Solving Challenges in Disease Surveillance and Data Quality Through the Use of LLMs (IntelSurv Project)
The response of Malawi to COVID-19 highlighted the significance of surveillance data in shaping effective disease control strategies. The current system involves gathering client data manually by district health workers using paper-based COVID-19 Case Based Surveillance (CBSR) forms. This information is consolidated in an Excel line list database submitted to the Public Health Institute of Malawi (PHIM). The shared data is further consolidated with other district data for public dissemination and disease response planning.
In 2020, before the pandemic escalated, the District Health Management Team (DHMT) facilitated the training of health workers in COVID-19 case management and response. The team included Environmental Health Officers, Laboratory Officers, Clinicians, nurses, and Health Surveillance Assistants (HSA) who were tasked with managing COVID-19 cases and executing surveillance tasks. Unfortunately, at that time, there was very little information available, and the training was not comprehensive, lacking data management guidance or in- depth surveillance training. Nevertheless, the rapid response team grew and played a vital role in patient care, collecting client data and entering it into the Case-based Surveillance forms. Despite these efforts, the data collection system faced numerous challenges, such as understaffing and being overwhelmed by the growing number of COVID-19 cases and clients requiring testing and review.

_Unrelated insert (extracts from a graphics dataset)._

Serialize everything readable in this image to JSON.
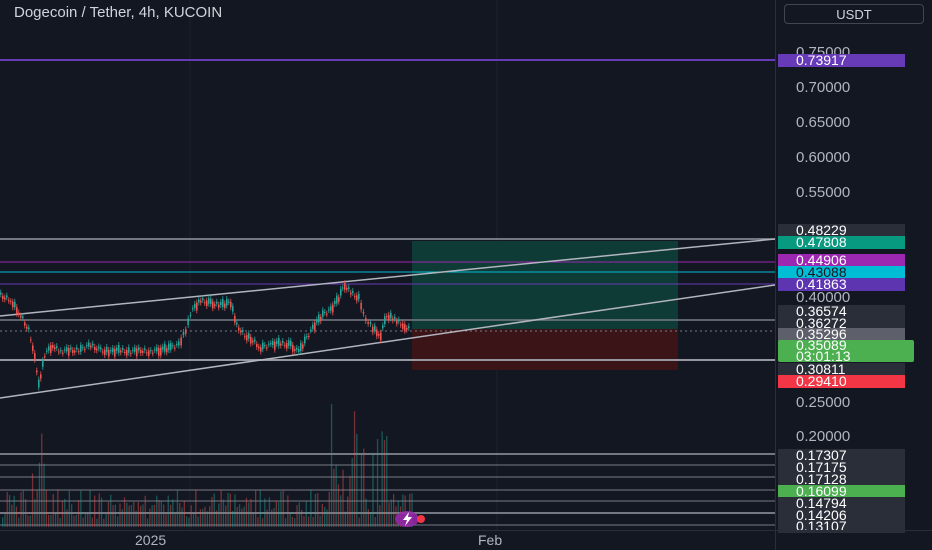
{
  "header": {
    "title": "Dogecoin / Tether, 4h, KUCOIN",
    "currency_button": "USDT"
  },
  "price_axis": {
    "ticks": [
      "0.75000",
      "0.70000",
      "0.65000",
      "0.60000",
      "0.55000",
      "0.40000",
      "0.25000",
      "0.20000"
    ]
  },
  "price_labels": [
    {
      "value": "0.73917",
      "bg": "#673ab7",
      "color": "#ffffff"
    },
    {
      "value": "0.48229",
      "bg": "#2a2e39",
      "color": "#ffffff"
    },
    {
      "value": "0.47808",
      "bg": "#089981",
      "color": "#ffffff"
    },
    {
      "value": "0.44906",
      "bg": "#9c27b0",
      "color": "#ffffff"
    },
    {
      "value": "0.43088",
      "bg": "#00bcd4",
      "color": "#131722"
    },
    {
      "value": "0.41863",
      "bg": "#5e35b1",
      "color": "#ffffff"
    },
    {
      "value": "0.36574",
      "bg": "#2a2e39",
      "color": "#ffffff"
    },
    {
      "value": "0.36272",
      "bg": "#2a2e39",
      "color": "#ffffff"
    },
    {
      "value": "0.35296",
      "bg": "#5d606b",
      "color": "#ffffff"
    },
    {
      "value": "0.30811",
      "bg": "#2a2e39",
      "color": "#ffffff"
    },
    {
      "value": "0.29410",
      "bg": "#f23645",
      "color": "#ffffff"
    },
    {
      "value": "0.17307",
      "bg": "#2a2e39",
      "color": "#ffffff"
    },
    {
      "value": "0.17175",
      "bg": "#2a2e39",
      "color": "#ffffff"
    },
    {
      "value": "0.17128",
      "bg": "#2a2e39",
      "color": "#ffffff"
    },
    {
      "value": "0.16099",
      "bg": "#4caf50",
      "color": "#ffffff"
    },
    {
      "value": "0.14794",
      "bg": "#2a2e39",
      "color": "#ffffff"
    },
    {
      "value": "0.14206",
      "bg": "#2a2e39",
      "color": "#ffffff"
    },
    {
      "value": "0.13107",
      "bg": "#2a2e39",
      "color": "#ffffff"
    }
  ],
  "current_price": {
    "value": "0.35089",
    "countdown": "03:01:13",
    "bg": "#4caf50"
  },
  "time_axis": {
    "ticks": [
      "2025",
      "Feb"
    ]
  },
  "colors": {
    "background": "#131722",
    "up": "#26a69a",
    "down": "#ef5350",
    "target_zone": "#0e3b36",
    "stop_zone": "#3b1417"
  },
  "icons": {
    "lightning": "lightning-icon"
  }
}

To support the surveillance efforts, interns were incorporated into the Environmental Health team. They were provided with on-the-job data collection and management training, despite the knowledge limitations in using the data collection tools. The teams worked tremendously hard to screen and manage COVID-19 cases in prisons, schools, hospitals, and other areas, but the nature of the disease and the information given out constantly evolved. The DHMT made efforts to train health workers in COVID-19 case management with updated guidelines from WHO and the Ministry of Health, but there was no formal training on using the Case- Based Surveillance form and key data management principles.

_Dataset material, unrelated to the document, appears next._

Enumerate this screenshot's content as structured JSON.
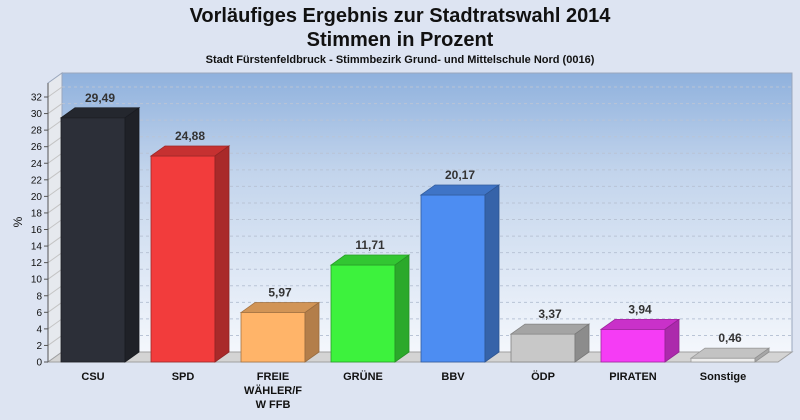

This project is an excellent solution to the challenges districts have faced with data for many years, and its impact will be tremendous in any future pandemic.
The Lilongwe DHMT received concerns from PHIM about the quality of data submitted and incidents of data mismatches in national and district data disseminated to the public that frequently occurred during the pandemic. It was apparent that there were flaws in the data collection, management, and reporting process. DHMT worked with the surveillance teams to address the issues raised. Still, the manual data entry systems, lack of training, understaffing, and workload remained vital matters that needed to be addressed to combat the problems.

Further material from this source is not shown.